All’indomani di una ricorrenza importante, come quella dei 15 anni dalla ratifica italiana della Convenzione delle Nazioni Unite sui diritti delle persone con disabilità, caduta il 3 marzo scorso, con l'anniversario della L.3 marzo 2009, n. 18, qual è la applicazione di questo fondamentale testo nella legislazione nazionale, ma anche, e soprattutto, come si traduce nella vita delle persone con disabilità? Sono diritti rimasti su carta o stanno realmente migliorando la vita delle persone disabili e delle loro famiglie? Fa il punto la Rete SupeRare, di cui pubblichiamo, di seguito, un contributo:

“Il 7 marzo scorso l'Italia ha celebrato il 15° anniversario dalla ratifica della Convenzione delle Nazioni Unite sui diritti delle persone con disabilità, testo di cui indubbiamente andiamo tutti fieri; abbiamo letto nella rassegna di stampa odierna fiumi di parole, fanfare e gridi vittoriosi per i diritti sanciti da quel testo.

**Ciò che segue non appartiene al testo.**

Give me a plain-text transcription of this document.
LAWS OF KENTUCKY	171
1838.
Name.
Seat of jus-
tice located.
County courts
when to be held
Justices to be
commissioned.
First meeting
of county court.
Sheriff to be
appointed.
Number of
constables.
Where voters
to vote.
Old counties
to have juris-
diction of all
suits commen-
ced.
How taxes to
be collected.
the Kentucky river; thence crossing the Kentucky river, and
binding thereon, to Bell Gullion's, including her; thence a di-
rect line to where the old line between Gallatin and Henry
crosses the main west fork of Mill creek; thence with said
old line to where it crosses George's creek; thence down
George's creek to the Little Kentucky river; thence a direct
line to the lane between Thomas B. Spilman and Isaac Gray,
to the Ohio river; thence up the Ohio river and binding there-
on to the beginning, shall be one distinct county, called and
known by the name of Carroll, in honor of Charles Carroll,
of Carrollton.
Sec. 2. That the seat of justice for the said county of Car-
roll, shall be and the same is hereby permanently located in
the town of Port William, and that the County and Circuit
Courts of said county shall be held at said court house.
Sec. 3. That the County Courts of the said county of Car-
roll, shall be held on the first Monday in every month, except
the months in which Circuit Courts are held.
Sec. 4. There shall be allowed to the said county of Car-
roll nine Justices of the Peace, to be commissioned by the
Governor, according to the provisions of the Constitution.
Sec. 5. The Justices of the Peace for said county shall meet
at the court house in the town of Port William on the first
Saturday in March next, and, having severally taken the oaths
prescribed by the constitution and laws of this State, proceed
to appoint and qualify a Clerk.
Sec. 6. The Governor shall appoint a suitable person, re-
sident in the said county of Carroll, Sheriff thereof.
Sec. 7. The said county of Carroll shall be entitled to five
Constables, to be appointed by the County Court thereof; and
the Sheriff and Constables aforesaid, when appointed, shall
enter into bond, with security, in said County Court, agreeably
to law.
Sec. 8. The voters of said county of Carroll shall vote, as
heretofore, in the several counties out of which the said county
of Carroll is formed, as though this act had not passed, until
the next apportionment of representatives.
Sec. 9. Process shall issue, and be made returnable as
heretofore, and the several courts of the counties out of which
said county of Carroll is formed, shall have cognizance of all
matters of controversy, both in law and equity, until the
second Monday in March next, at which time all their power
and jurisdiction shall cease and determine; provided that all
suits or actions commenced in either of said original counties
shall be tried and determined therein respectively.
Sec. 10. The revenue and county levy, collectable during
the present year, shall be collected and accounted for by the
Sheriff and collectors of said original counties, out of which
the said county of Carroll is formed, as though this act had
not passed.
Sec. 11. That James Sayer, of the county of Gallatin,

Oggi però, come il 4 dicembre di ogni anno, le celebrazioni sono finite e noi ci chiediamo: quanti dei diritti sanciti nella legge n. 18 del 3 marzo 2009 sono ancora una chimera per le tante persone con disabilità? Questo è il giorno del risveglio, perché la Convenzione è un testo vivo che ci proietta direttamente in quella faticosa quotidianità che ogni giorno viviamo, spesso nel silenzio o con rassegnazione.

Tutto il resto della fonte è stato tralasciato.